A few of us have accounts with wholesalers who could probably get it but there's a minimum order price and minimum shipping charge so it wouldn't be feasible to order that alone


----------



## Charliej (Feb 25, 2012)

Peter at Espresso Underground or Coffee Omega et all might be able to get you one, you need a retailer that does a lot of business with a parts firm like GEV or LF.


----------



## funinacup (Aug 30, 2010)

Not necessarily. Most equipment peeps can get this part next day within the UK. It's not worth paying £6 postage for tho!


----------



## stevenh (May 15, 2014)

Thanks for the replies. Not in immediate need for this part but will ask around the various suppliers see if they can get it when they ordering other parts


----------



## espressotechno (Apr 11, 2011)

Very expensive these springs (not)! : Yours for £2 incl postage.

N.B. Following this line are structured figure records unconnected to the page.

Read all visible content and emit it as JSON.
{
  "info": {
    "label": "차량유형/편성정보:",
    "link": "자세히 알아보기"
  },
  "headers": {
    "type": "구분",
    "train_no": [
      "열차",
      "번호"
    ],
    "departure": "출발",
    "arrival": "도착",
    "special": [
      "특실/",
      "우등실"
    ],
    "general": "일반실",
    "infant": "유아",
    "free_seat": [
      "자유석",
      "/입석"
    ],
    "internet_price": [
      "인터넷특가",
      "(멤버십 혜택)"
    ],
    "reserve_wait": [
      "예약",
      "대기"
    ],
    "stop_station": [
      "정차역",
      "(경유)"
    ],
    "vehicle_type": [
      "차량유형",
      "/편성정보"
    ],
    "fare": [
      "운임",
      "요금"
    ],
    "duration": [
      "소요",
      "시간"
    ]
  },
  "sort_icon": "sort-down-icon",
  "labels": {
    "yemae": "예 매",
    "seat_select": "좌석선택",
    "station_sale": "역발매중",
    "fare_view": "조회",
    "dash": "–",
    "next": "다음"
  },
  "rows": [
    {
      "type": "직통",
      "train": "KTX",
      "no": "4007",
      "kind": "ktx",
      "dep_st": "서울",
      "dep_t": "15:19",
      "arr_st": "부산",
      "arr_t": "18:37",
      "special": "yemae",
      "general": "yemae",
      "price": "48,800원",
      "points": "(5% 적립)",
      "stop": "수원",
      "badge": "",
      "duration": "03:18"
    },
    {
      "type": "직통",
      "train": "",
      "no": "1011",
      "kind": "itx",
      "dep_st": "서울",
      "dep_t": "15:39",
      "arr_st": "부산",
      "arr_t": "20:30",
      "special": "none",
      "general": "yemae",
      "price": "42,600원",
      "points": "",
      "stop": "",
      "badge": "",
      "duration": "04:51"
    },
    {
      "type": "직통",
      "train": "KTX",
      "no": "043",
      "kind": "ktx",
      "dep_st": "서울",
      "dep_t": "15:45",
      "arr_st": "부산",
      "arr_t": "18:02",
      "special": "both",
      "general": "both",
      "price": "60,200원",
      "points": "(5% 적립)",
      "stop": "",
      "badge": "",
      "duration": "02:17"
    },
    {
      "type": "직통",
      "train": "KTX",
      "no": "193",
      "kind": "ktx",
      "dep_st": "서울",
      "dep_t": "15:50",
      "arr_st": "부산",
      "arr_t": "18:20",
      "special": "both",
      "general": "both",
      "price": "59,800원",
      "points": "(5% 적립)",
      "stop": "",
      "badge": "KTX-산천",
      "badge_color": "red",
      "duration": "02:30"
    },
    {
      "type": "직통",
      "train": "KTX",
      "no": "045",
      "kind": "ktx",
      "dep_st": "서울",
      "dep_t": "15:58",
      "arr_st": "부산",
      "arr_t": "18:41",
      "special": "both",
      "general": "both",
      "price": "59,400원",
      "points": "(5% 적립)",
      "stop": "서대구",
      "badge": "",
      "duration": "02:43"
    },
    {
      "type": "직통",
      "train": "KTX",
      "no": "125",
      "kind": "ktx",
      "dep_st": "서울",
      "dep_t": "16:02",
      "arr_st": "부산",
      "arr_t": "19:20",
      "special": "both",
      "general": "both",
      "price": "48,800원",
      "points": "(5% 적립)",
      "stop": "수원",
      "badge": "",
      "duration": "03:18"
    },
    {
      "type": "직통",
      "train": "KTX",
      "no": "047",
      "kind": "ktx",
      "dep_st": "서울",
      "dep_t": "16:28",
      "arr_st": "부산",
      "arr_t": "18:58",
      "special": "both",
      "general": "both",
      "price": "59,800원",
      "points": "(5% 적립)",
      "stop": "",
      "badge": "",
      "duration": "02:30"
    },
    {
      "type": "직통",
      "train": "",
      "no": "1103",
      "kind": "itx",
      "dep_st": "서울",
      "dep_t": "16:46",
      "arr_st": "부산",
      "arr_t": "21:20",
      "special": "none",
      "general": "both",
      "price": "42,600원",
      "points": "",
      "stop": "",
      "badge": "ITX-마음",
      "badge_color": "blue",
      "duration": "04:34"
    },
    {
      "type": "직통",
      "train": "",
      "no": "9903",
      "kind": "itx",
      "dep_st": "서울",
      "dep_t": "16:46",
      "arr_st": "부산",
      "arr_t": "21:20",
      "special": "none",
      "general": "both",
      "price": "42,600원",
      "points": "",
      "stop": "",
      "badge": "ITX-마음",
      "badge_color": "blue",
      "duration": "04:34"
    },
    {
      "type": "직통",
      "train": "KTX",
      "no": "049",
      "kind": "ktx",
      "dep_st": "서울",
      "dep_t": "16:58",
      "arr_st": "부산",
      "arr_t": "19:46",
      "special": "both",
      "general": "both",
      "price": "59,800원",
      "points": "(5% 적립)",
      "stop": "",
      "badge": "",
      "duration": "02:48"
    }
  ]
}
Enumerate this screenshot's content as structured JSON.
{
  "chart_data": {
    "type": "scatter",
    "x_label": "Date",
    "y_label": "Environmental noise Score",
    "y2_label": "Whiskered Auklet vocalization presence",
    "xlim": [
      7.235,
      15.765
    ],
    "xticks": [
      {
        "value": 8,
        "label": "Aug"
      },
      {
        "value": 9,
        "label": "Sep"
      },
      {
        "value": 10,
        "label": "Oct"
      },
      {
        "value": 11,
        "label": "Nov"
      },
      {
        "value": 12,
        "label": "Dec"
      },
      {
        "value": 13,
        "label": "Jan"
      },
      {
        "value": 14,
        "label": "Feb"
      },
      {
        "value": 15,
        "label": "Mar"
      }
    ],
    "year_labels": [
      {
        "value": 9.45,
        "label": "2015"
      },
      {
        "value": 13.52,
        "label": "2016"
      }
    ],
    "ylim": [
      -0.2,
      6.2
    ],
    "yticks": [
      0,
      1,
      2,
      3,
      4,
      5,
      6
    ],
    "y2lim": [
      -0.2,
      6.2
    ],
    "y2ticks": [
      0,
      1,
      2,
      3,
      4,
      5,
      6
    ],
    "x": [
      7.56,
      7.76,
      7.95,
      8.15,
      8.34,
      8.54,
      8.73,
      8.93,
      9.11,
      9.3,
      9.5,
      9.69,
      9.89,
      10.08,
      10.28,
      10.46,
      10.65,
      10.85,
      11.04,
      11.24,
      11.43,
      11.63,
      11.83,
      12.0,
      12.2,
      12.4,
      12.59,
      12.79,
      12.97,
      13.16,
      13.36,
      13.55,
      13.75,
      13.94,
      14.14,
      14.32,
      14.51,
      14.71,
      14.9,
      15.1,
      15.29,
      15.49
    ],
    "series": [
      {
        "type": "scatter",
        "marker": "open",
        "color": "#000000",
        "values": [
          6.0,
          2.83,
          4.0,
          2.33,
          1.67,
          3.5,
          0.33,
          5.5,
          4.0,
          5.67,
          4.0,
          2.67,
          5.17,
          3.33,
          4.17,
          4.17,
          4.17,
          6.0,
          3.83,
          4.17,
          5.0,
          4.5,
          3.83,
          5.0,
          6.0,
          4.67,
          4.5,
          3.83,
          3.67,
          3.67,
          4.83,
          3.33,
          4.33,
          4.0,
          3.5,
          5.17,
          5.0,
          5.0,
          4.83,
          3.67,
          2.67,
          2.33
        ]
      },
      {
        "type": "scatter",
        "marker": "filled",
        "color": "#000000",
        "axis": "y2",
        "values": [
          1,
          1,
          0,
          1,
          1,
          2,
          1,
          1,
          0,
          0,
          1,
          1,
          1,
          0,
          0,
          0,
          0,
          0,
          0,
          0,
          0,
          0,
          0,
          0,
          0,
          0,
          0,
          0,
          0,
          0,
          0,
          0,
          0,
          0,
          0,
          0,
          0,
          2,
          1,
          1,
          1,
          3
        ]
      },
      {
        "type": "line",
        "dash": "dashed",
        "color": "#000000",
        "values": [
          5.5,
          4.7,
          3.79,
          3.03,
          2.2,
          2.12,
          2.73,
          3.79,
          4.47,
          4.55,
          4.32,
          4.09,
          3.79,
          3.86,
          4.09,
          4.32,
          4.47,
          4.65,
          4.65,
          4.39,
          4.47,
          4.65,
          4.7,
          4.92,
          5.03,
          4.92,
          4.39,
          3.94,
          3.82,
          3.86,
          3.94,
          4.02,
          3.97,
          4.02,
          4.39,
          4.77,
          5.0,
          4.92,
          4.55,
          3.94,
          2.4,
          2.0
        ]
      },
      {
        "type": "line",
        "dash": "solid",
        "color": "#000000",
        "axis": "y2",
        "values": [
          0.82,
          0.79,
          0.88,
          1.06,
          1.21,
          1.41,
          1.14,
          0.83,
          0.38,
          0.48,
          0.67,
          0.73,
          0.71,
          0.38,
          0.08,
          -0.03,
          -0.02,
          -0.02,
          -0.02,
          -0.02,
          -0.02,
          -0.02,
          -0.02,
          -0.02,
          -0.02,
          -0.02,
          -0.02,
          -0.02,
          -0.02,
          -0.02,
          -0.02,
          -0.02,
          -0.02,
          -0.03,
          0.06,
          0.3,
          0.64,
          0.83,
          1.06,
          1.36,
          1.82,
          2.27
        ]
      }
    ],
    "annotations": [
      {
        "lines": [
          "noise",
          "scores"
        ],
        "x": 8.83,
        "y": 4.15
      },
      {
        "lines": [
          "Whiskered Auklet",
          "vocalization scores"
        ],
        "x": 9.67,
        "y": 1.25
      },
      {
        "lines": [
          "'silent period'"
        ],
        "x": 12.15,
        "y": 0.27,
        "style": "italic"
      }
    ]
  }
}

I can get one on the next order from my supplier - usually every 7-10 days.

PM me .......


----------



## stevenh (May 15, 2014)

Sent PM along with a few other requests lol


----------



## coffeechap (Apr 5, 2012)

You can have one fir the cost of the postage as I have loads of these spare


----------



## stevenh (May 15, 2014)

Awesome coffeechap! What else you got for sale can maybe purchase a few items from you?


----------